Nie jest źle - odbijamy od miejsc 30-32.
W rankingu na 2024 jest: 26 Polska - 14,125; 25 Węgry - 14,375; 24 Rumunia - 14,750; 23 Cypr - 15,250. Czyli 1.125 straty do 23 miejsca.
Na 2025 rok jest: 21 Polska - 12.000, w górę 20 Ukraina - 12,900, a 26 to są Węgry z 9,875, czyli miejsce 26 ma już do nas ponad 2 punkty straty.
ostatnie przeciętne dwa lata kreują nas na miejsce ok. 20. Wystarczą słabe sezony, ale bez wpadki, a 20 miejsce w rankingu będzie
Ale tak to własnie wygląda i ja w ogole nie widze sensu utryskiwać na Lecha.

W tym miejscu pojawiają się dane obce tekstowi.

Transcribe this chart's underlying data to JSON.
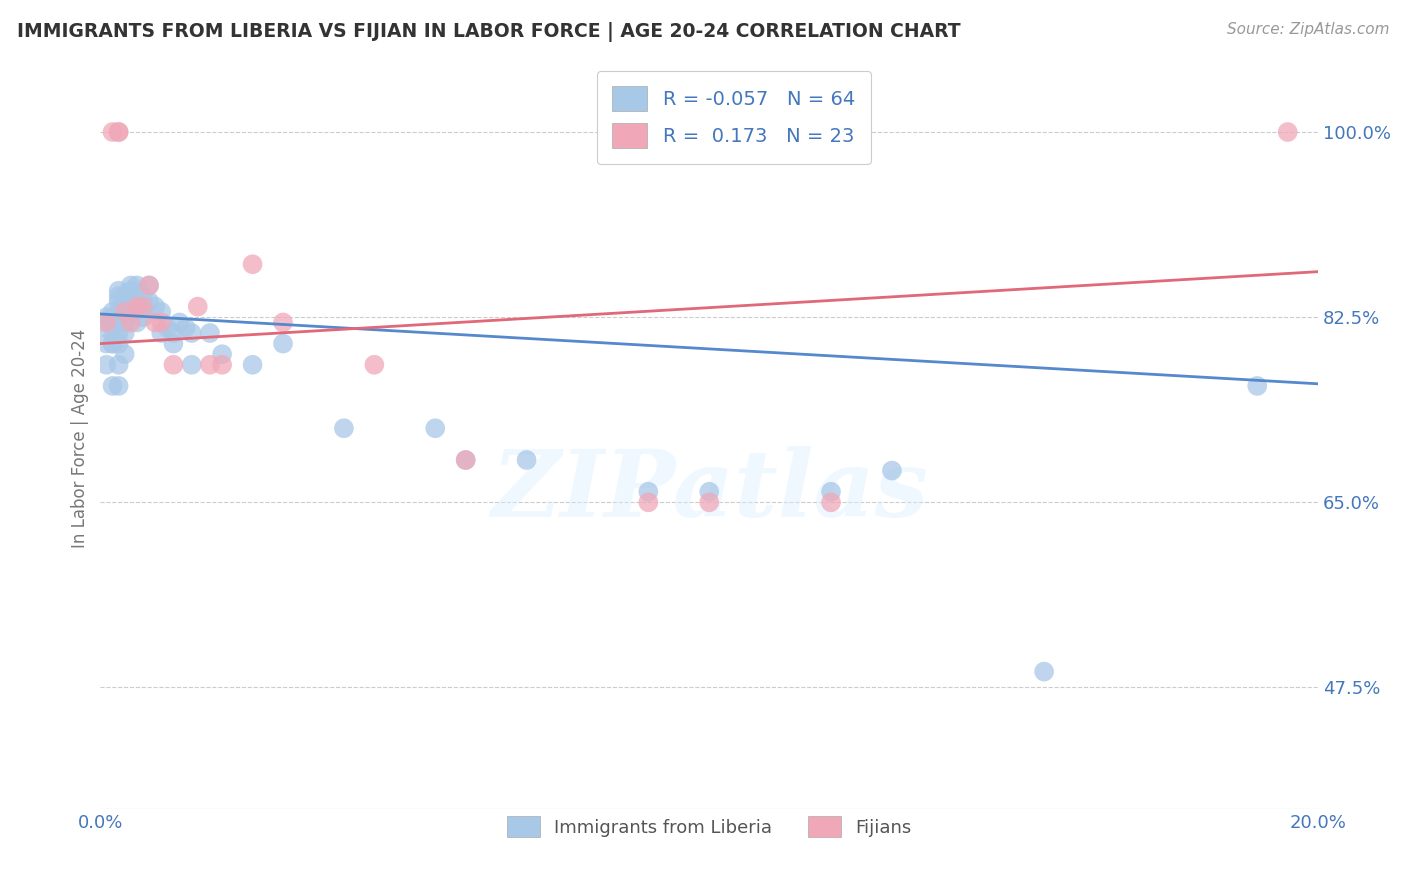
{
  "title": "IMMIGRANTS FROM LIBERIA VS FIJIAN IN LABOR FORCE | AGE 20-24 CORRELATION CHART",
  "source": "Source: ZipAtlas.com",
  "ylabel_label": "In Labor Force | Age 20-24",
  "legend_label1": "Immigrants from Liberia",
  "legend_label2": "Fijians",
  "R1": "-0.057",
  "N1": "64",
  "R2": "0.173",
  "N2": "23",
  "color_blue": "#A8C8E8",
  "color_pink": "#F0A8B8",
  "color_blue_line": "#5588CC",
  "color_pink_line": "#E06878",
  "color_text_blue": "#4477BB",
  "watermark_text": "ZIPatlas",
  "blue_x": [
    0.001,
    0.001,
    0.001,
    0.001,
    0.002,
    0.002,
    0.002,
    0.002,
    0.002,
    0.002,
    0.002,
    0.003,
    0.003,
    0.003,
    0.003,
    0.003,
    0.003,
    0.003,
    0.003,
    0.003,
    0.003,
    0.004,
    0.004,
    0.004,
    0.004,
    0.004,
    0.004,
    0.004,
    0.005,
    0.005,
    0.005,
    0.005,
    0.006,
    0.006,
    0.006,
    0.007,
    0.007,
    0.007,
    0.008,
    0.008,
    0.009,
    0.01,
    0.01,
    0.011,
    0.012,
    0.012,
    0.013,
    0.014,
    0.015,
    0.015,
    0.018,
    0.02,
    0.025,
    0.03,
    0.04,
    0.055,
    0.06,
    0.07,
    0.09,
    0.1,
    0.12,
    0.13,
    0.155,
    0.19
  ],
  "blue_y": [
    0.8,
    0.815,
    0.825,
    0.78,
    0.8,
    0.815,
    0.82,
    0.825,
    0.83,
    0.8,
    0.76,
    0.82,
    0.825,
    0.83,
    0.84,
    0.845,
    0.85,
    0.81,
    0.8,
    0.78,
    0.76,
    0.825,
    0.84,
    0.845,
    0.83,
    0.82,
    0.81,
    0.79,
    0.84,
    0.85,
    0.855,
    0.83,
    0.855,
    0.84,
    0.82,
    0.845,
    0.835,
    0.825,
    0.855,
    0.84,
    0.835,
    0.83,
    0.81,
    0.815,
    0.81,
    0.8,
    0.82,
    0.815,
    0.81,
    0.78,
    0.81,
    0.79,
    0.78,
    0.8,
    0.72,
    0.72,
    0.69,
    0.69,
    0.66,
    0.66,
    0.66,
    0.68,
    0.49,
    0.76
  ],
  "pink_x": [
    0.001,
    0.002,
    0.003,
    0.003,
    0.004,
    0.005,
    0.006,
    0.007,
    0.008,
    0.009,
    0.01,
    0.012,
    0.016,
    0.018,
    0.02,
    0.025,
    0.03,
    0.045,
    0.06,
    0.09,
    0.1,
    0.12,
    0.195
  ],
  "pink_y": [
    0.82,
    1.0,
    1.0,
    1.0,
    0.83,
    0.82,
    0.835,
    0.835,
    0.855,
    0.82,
    0.82,
    0.78,
    0.835,
    0.78,
    0.78,
    0.875,
    0.82,
    0.78,
    0.69,
    0.65,
    0.65,
    0.65,
    1.0
  ],
  "blue_line_x0": 0.0,
  "blue_line_x1": 0.2,
  "blue_line_y0": 0.828,
  "blue_line_y1": 0.762,
  "pink_line_x0": 0.0,
  "pink_line_x1": 0.2,
  "pink_line_y0": 0.8,
  "pink_line_y1": 0.868,
  "xlim": [
    0.0,
    0.2
  ],
  "ylim": [
    0.36,
    1.06
  ],
  "yticks": [
    0.475,
    0.65,
    0.825,
    1.0
  ],
  "ytick_labels": [
    "47.5%",
    "65.0%",
    "82.5%",
    "100.0%"
  ],
  "xticks": [
    0.0,
    0.2
  ],
  "xtick_labels": [
    "0.0%",
    "20.0%"
  ],
  "grid_color": "#CCCCCC"
}
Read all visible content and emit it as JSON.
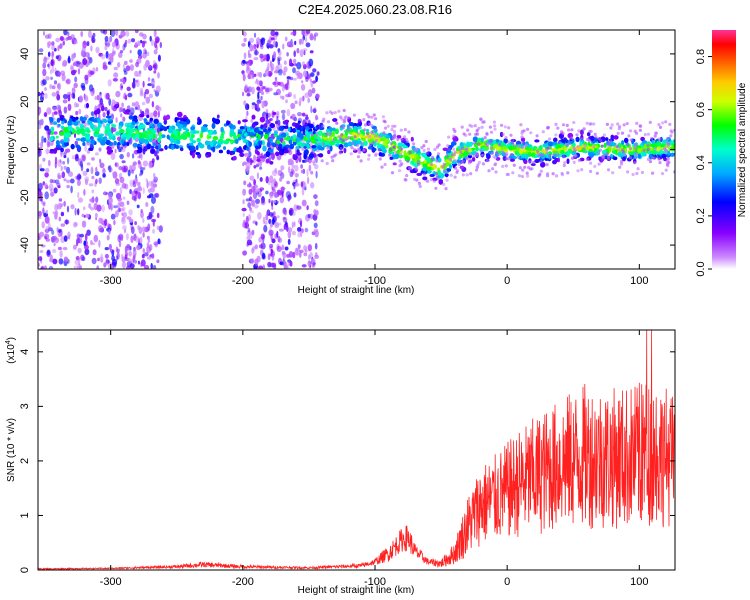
{
  "title": "C2E4.2025.060.23.08.R16",
  "chart_data": [
    {
      "type": "heatmap",
      "panel": "spectrogram",
      "xlabel": "Height of straight line (km)",
      "ylabel": "Frequency (Hz)",
      "xlim": [
        -355,
        127
      ],
      "ylim": [
        -50,
        50
      ],
      "xticks": [
        -300,
        -200,
        -100,
        0,
        100
      ],
      "yticks": [
        -40,
        -20,
        0,
        20,
        40
      ],
      "colorbar": {
        "label": "Normalized spectral amplitude",
        "range": [
          0.0,
          0.9
        ],
        "ticks": [
          0.0,
          0.2,
          0.4,
          0.6,
          0.8
        ],
        "colormap": [
          "#ffffff",
          "#8800ff",
          "#0000ff",
          "#00ffff",
          "#00ff00",
          "#ffff00",
          "#ff8800",
          "#ff0000",
          "#ff00aa"
        ]
      },
      "ridge": {
        "x": [
          -340,
          -300,
          -260,
          -220,
          -200,
          -150,
          -120,
          -100,
          -80,
          -60,
          -50,
          -40,
          -20,
          0,
          20,
          40,
          60,
          80,
          100,
          120
        ],
        "center_hz": [
          7,
          8,
          6,
          5,
          5,
          4,
          6,
          5,
          -1,
          -6,
          -8,
          -2,
          2,
          0,
          -1,
          0,
          1,
          0,
          0,
          1
        ]
      },
      "noise_bands_km": [
        [
          -355,
          -262
        ],
        [
          -200,
          -143
        ]
      ],
      "grid": false
    },
    {
      "type": "line",
      "panel": "snr",
      "xlabel": "Height of straight line (km)",
      "ylabel": "SNR (10 * v/v)",
      "multiplier": "(x10",
      "multiplier_exp": "4",
      "multiplier_close": ")",
      "xlim": [
        -355,
        127
      ],
      "ylim": [
        0,
        4.4
      ],
      "xticks": [
        -300,
        -200,
        -100,
        0,
        100
      ],
      "yticks": [
        0,
        1,
        2,
        3,
        4
      ],
      "line_color": "#ff2020",
      "series": [
        {
          "x": [
            -355,
            -300,
            -250,
            -230,
            -200,
            -150,
            -110,
            -100,
            -90,
            -80,
            -75,
            -70,
            -60,
            -50,
            -40,
            -30,
            -20,
            -10,
            0,
            10,
            20,
            40,
            60,
            80,
            100,
            110,
            120,
            127
          ],
          "values": [
            0.02,
            0.03,
            0.06,
            0.1,
            0.06,
            0.04,
            0.08,
            0.15,
            0.3,
            0.55,
            0.6,
            0.35,
            0.15,
            0.12,
            0.3,
            0.8,
            1.2,
            1.3,
            1.45,
            1.6,
            1.7,
            1.95,
            2.1,
            2.05,
            2.1,
            2.2,
            2.1,
            2.0
          ],
          "spread": [
            0.01,
            0.01,
            0.03,
            0.05,
            0.03,
            0.02,
            0.04,
            0.06,
            0.15,
            0.22,
            0.25,
            0.15,
            0.06,
            0.08,
            0.2,
            0.55,
            0.75,
            0.8,
            0.9,
            1.0,
            1.1,
            1.2,
            1.35,
            1.3,
            1.35,
            1.4,
            1.3,
            1.2
          ]
        }
      ],
      "peak": 4.4,
      "grid": false
    }
  ]
}
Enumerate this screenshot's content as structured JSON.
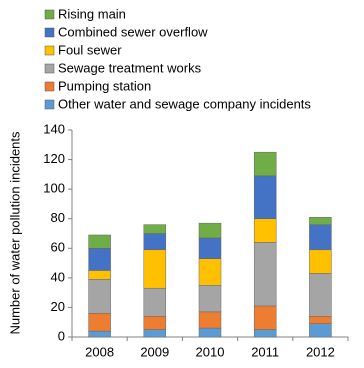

Ja pamietam fajnie grający np Sląsk który nigdzie nie awansował, więc z dwojga złego, słabo bo słabo, ale awansujmy do tych faz pucharowych.
Jak co roku bedziemy mieli 2 zespoły, pozniej wymagajmy wiecej.
Cała sztuka się tam dostać, bo Raków zagrał nieźle, a jednak wynik 2:1 jest minimalną zaliczką i moim zdaniem, niestety, większe szanse na awans ma jednak Slavia.
Samym doświadczeniem przepchną ten mecz coś czuje. Obym się mylił. Ale jednak trzeba zobaczyc - zagrali słaby mecz, powinni przegrać wyzej, a udało się wycisnąc kontaktowy wynik na wyjedzie.
Oby tylko sędzowie nie pomagali awansować komu trzeba, bo mnie szlag trafi. Do dzisiaj pamiętam Wisłe z Panatinaikosem. Kto wie co by było dzisiaj, gdyby tamten mecz zakonczył się korzystnie dla nas. I tak samo moze byc z Rakowem. Jest szansa na awans, ale na kolejny miliowy kamień jesli chodzi o rozwój klubu, więc oby się udało.